Resulta imposible discutir todas las fases de las polémicas de Calvino contra Roma. Deseamos, sin embargo, poner de relieve un punto importante. Durante la Reforma, Roma culpó incesantemente a los reformadores de que con su super estimación de la doctrina de la gracia subestimaban la vida de las buenas obras. Lutero ya había sido tildado de antinomianista, y ahora Calvino era también metido en la refriega. Es ciertamente verdad que tanto Lutero como Calvino se opusieron al mérito salvador de las buenas obras; pero esta negación no iba dirigida contra la santificación de la vida. Si hay alguna cosa que resulta indudablemente clara en Calvino es ésta: la santificación está inseparablemente interrelacionada con la justificación. Su incisiva formulación era: «la fe sola»; pero esto no presuponía que la fe permaneciese «aislada». A causa de esta visión Calvino nunca tuvo ninguna dificultad con la Epístola de Santiago. Lutero, en su violenta reacción contra los merecimientos de las buenas obras, pudo difícilmente encajar la Epístola de Santiago en el conjunto del Evangelio, pero Calvino vio con su ojo experto y sagaz que Santiago no estaba en conflicto con Pablo, sino que mantenía una advertencia contra una fe muerta. El objetivo de Calvino era estar ocupado con la vida, no desde un punto de vista humanístico, ni como materia de merecimientos, sino como salvación de la propia vida en el servicio del Señor.

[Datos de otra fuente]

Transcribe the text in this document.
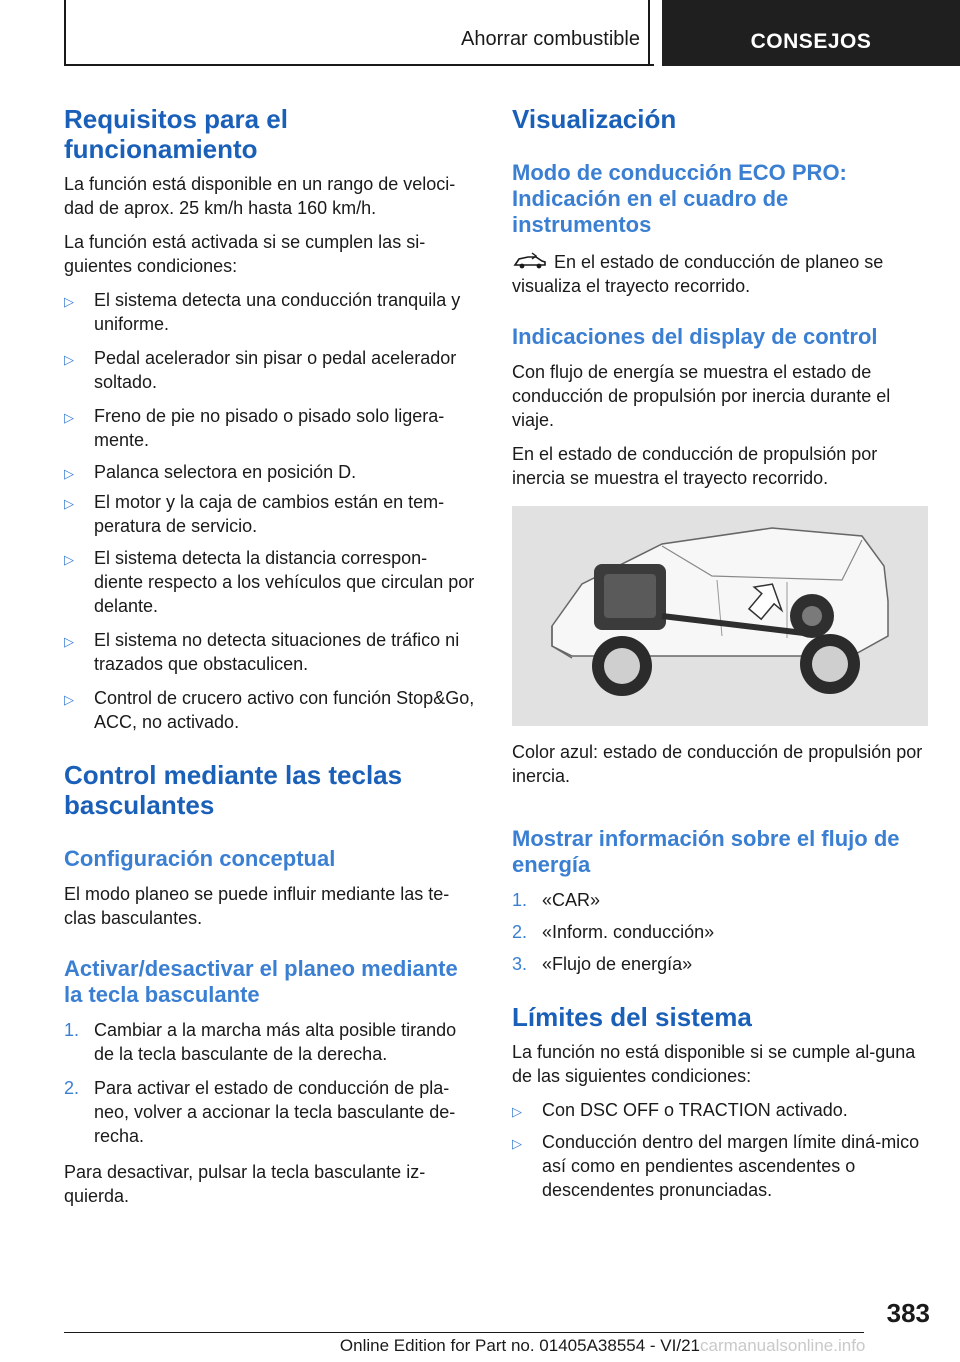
Ahorrar combustible	CONSEJOS
Requisitos para el funcionamiento

La función está disponible en un rango de veloci-dad de aprox. 25 km/h hasta 160 km/h.

La función está activada si se cumplen las si-guientes condiciones:

▷	El sistema detecta una conducción tranquila y uniforme.
▷	Pedal acelerador sin pisar o pedal acelerador soltado.
▷	Freno de pie no pisado o pisado solo ligera-mente.
▷	Palanca selectora en posición D.
▷	El motor y la caja de cambios están en tem-peratura de servicio.
▷	El sistema detecta la distancia correspon-diente respecto a los vehículos que circulan por delante.
▷	El sistema no detecta situaciones de tráfico ni trazados que obstaculicen.
▷	Control de crucero activo con función Stop&Go, ACC, no activado.
Control mediante las teclas basculantes
Configuración conceptual

El modo planeo se puede influir mediante las te-clas basculantes.

Activar/desactivar el planeo mediante la tecla basculante
1. Cambiar a la marcha más alta posible tirando de la tecla basculante de la derecha.
2. Para activar el estado de conducción de pla-neo, volver a accionar la tecla basculante de-recha.

Para desactivar, pulsar la tecla basculante iz-quierda.

Visualización
Modo de conducción ECO PRO: Indicación en el cuadro de instrumentos

En el estado de conducción de planeo se visualiza el trayecto recorrido.

Indicaciones del display de control

Con flujo de energía se muestra el estado de conducción de propulsión por inercia durante el viaje.

En el estado de conducción de propulsión por inercia se muestra el trayecto recorrido.

Color azul: estado de conducción de propulsión por inercia.

Mostrar información sobre el flujo de energía
1. «CAR»
2. «Inform. conducción»
3. «Flujo de energía»
Límites del sistema

La función no está disponible si se cumple al-guna de las siguientes condiciones:

▷	Con DSC OFF o TRACTION activado.
▷	Conducción dentro del margen límite diná-mico así como en pendientes ascendentes o descendentes pronunciadas.
383
Online Edition for Part no. 01405A38554 - VI/21 carmanualsonline.info
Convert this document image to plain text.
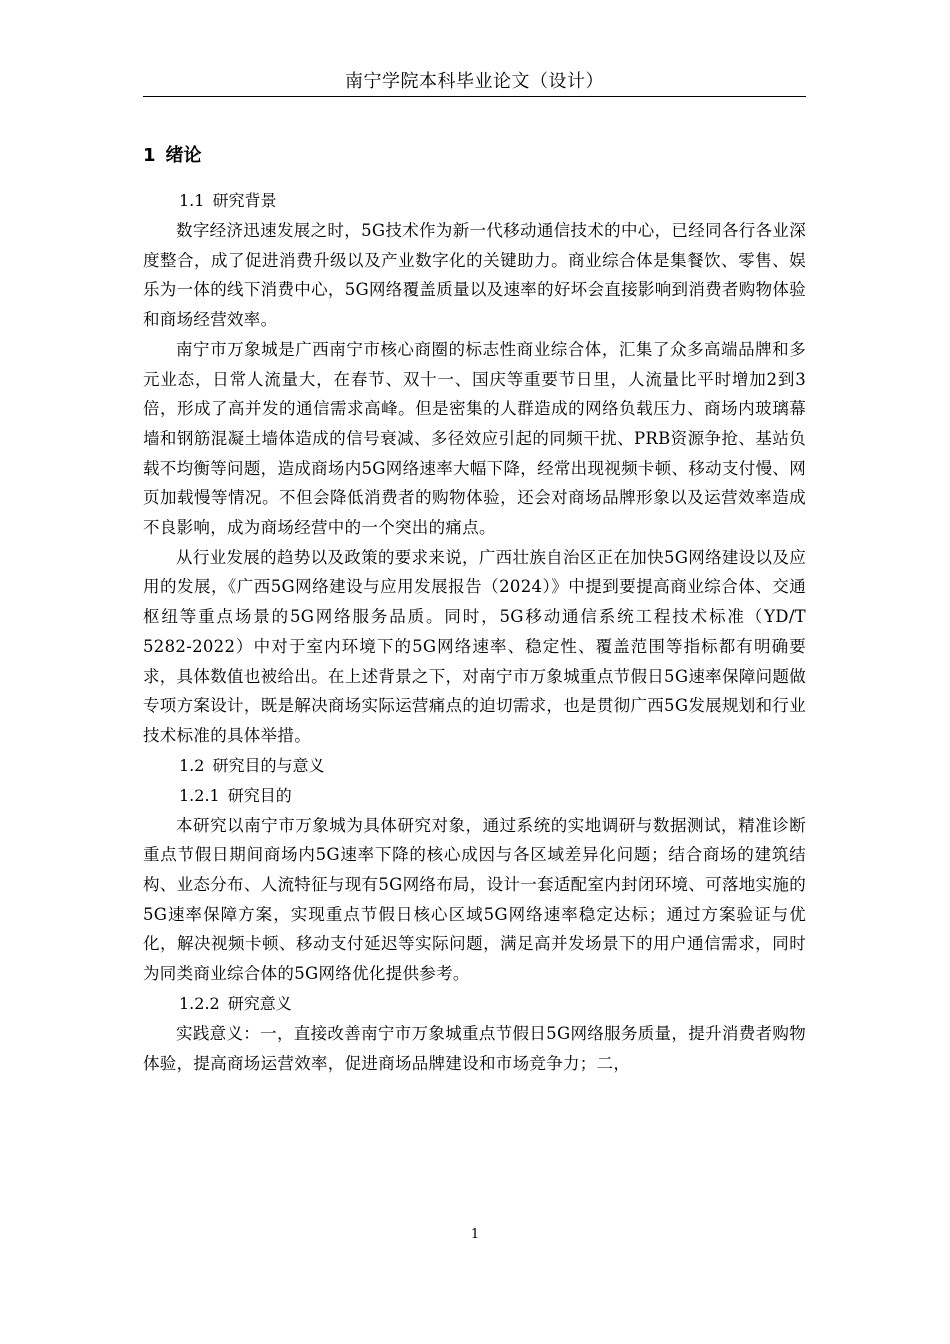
南宁学院本科毕业论文（设计）
1 绪论
1.1 研究背景

数字经济迅速发展之时，5G技术作为新一代移动通信技术的中心，已经同各行各业深度整合，成了促进消费升级以及产业数字化的关键助力。商业综合体是集餐饮、零售、娱乐为一体的线下消费中心，5G网络覆盖质量以及速率的好坏会直接影响到消费者购物体验和商场经营效率。

南宁市万象城是广西南宁市核心商圈的标志性商业综合体，汇集了众多高端品牌和多元业态，日常人流量大，在春节、双十一、国庆等重要节日里，人流量比平时增加2到3倍，形成了高并发的通信需求高峰。但是密集的人群造成的网络负载压力、商场内玻璃幕墙和钢筋混凝土墙体造成的信号衰减、多径效应引起的同频干扰、PRB资源争抢、基站负载不均衡等问题，造成商场内5G网络速率大幅下降，经常出现视频卡顿、移动支付慢、网页加载慢等情况。不但会降低消费者的购物体验，还会对商场品牌形象以及运营效率造成不良影响，成为商场经营中的一个突出的痛点。

从行业发展的趋势以及政策的要求来说，广西壮族自治区正在加快5G网络建设以及应用的发展，《广西5G网络建设与应用发展报告（2024）》中提到要提高商业综合体、交通枢纽等重点场景的5G网络服务品质。同时，5G移动通信系统工程技术标准（YD/T 5282-2022）中对于室内环境下的5G网络速率、稳定性、覆盖范围等指标都有明确要求，具体数值也被给出。在上述背景之下，对南宁市万象城重点节假日5G速率保障问题做专项方案设计，既是解决商场实际运营痛点的迫切需求，也是贯彻广西5G发展规划和行业技术标准的具体举措。

1.2 研究目的与意义
1.2.1 研究目的

本研究以南宁市万象城为具体研究对象，通过系统的实地调研与数据测试，精准诊断重点节假日期间商场内5G速率下降的核心成因与各区域差异化问题；结合商场的建筑结构、业态分布、人流特征与现有5G网络布局，设计一套适配室内封闭环境、可落地实施的5G速率保障方案，实现重点节假日核心区域5G网络速率稳定达标；通过方案验证与优化，解决视频卡顿、移动支付延迟等实际问题，满足高并发场景下的用户通信需求，同时为同类商业综合体的5G网络优化提供参考。

1.2.2 研究意义

实践意义：一，直接改善南宁市万象城重点节假日5G网络服务质量，提升消费者购物体验，提高商场运营效率，促进商场品牌建设和市场竞争力；二，

1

Se han producido grandes cambios desde el siglo xvi. La Iglesia Católica Romana ha experimentado un desarrollo. Calvino no previo que este desarrollo fuese en la dirección de la tradición y la Mariolatría. Se preguntan algunos ahora si la polémica de Calvino tiene hoy día alguna importancia. En mi opinión, debo responder positivamente, puesto que su antagonismo no fue contra la persona del papa. Calvino no fue un antipapista que afiló sus dardos contra sus excesos. Atacó el propio corazón de la fe de Roma y descubrió la norma de la iglesia: el Evangelio.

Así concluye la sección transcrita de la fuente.